There are two instances in the New Testament when Jesus told someone to “sin no more,” and they were each under very different circumstances. The first is when Jesus healed an invalid by the Pool of Bethesda (John 5:1–15). Afterward, Jesus found the man and told him, “See, you are well again. Stop sinning or something worse may happen to you” (verse 14). It is clear that Jesus knew what had caused the man’s condition. We are not told the specifics of the man’s physical impairment, but the context implies that it was caused by sinful choices. Jesus warned the man that he had been given a second chance and that he should make better choices. If the man returned to his sinful behavior, he would have wasted the opportunity Jesus gave him to live whole and forgiven.
The second instance is in the account of the woman taken in the act of adultery (John 8:3–11). When the woman’s accusers brought her before Jesus, expecting Him to pronounce judgment, He told them that the one who was without sin should throw the first stone. One by one, the condemning crowd left. Then Jesus told the woman, “Neither do I condemn you. Go and sin no more” (verse 11). She had been caught. She was guilty. She did deserve stoning according to the Law of Moses (Leviticus 20:10; Deuteronomy 22:22). But the religious leaders who had dragged her there had no concern for holiness. They were trying to trap Jesus into saying that the Law did not matter (verse 6).
Jesus often reminded those religious leaders that He had not come to abolish the Law but to fulfill it (Matthew 5:17). He, as God, was the Author of the Law (2 Timothy 3:16). The Pharisees focused on the letter of the Law but missed the true spirit of it, which is given in Galatians 5:14: “The whole law can be summed up in this one command: ‘Love your neighbor as yourself.’” When Jesus refused to condemn the woman, He was not minimizing the importance of holiness. He was offering her the same kind of forgiveness He offers every one of us (Acts 3:19).
In saying, “Go and sin no more,” Jesus was not speaking of sinless perfection. He was warning against a return to sinful lifestyle choices. His words both extended mercy and demanded holiness. Jesus was always the perfect balance of “grace and truth” (John 1:14). With forgiveness comes the expectation that we will not continue in the same path of rebelliousness. Those who know God’s love will naturally want to obey Him (John 14:15).
When we turn to Christ and receive His forgiveness, we experience a heart change (Luke 9:23; Acts 1:8). Forgiveness is not cheap, and it does not excuse the sin that separated us from God. It cost God everything to offer us the cleansing that pronounces us righteous before Him (John 3:16; 15:13). Rather than continue in the self-centered path that led us astray from Him to begin with, the forgiven can walk in God’s path (Luke 14:27). A move toward God is a move toward righteousness, purity, and holy living (1 Peter 1:16; Romans 8:29). We cannot experience the transforming power of forgiveness without being forever changed.
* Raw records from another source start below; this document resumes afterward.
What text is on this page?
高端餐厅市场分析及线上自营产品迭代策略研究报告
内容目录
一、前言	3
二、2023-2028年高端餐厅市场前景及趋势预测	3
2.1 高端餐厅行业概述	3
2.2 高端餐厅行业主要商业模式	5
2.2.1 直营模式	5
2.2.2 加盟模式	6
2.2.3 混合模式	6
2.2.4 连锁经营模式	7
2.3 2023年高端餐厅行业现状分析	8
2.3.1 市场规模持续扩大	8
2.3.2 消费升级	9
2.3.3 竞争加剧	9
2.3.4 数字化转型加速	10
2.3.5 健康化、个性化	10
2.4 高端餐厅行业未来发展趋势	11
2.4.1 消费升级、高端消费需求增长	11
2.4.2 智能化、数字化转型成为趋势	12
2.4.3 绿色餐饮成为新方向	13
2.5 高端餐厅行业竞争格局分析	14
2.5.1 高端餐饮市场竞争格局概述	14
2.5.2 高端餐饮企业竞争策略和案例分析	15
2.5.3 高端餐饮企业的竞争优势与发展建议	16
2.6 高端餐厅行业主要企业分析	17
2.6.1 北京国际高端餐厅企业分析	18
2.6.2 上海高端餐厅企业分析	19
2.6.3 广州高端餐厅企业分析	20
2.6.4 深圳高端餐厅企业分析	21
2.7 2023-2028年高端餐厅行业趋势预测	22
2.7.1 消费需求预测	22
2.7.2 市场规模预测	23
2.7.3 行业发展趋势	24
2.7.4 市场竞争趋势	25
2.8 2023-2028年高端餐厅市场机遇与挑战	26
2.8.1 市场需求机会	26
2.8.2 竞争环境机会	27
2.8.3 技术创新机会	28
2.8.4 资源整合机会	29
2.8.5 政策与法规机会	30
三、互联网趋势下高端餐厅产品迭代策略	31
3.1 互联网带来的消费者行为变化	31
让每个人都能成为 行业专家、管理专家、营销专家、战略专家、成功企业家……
It goes without saying that the woman caught in adultery did not return to her infidelity. She had met Jesus. She would not be perfect. No one is. But she was forever changed. Her eyes had been opened to the depravity of what she was doing. Sin no longer held the appeal it once did. When we meet Jesus, sin no longer holds its fatal attraction. Grace changes things. “Shall we go on sinning so that grace may increase? By no means! We are those who have died to sin; how can we live in it any longer?” (Romans 6:1–2).When we are born again (John 3:3), the power of the Holy Spirit breaks the power that sin once had over us (Romans 6:6). Once we lived only to please ourselves, but when we have been forgiven, our motivation changes. We now live to please God (Galatians 2:20).
It should be the goal of every Christian to “sin no more,” although we recognize that, while we are in the flesh, we will still stumble (1 John 1:8). God’s desire for each of us is to be holy as He is holy (1 Peter 1:16). We still sin, but sin is no longer a lifestyle choice (1 John 3:9–10). When we fail, we can come to God and ask forgiveness (1 John 1:9; 1 Peter 4:1–2). And if we are truly God’s children, He will correct us, disciplining us when we need it (Hebrews 12:6–11). His work is to conform us to the image of His Son (Romans 8:29).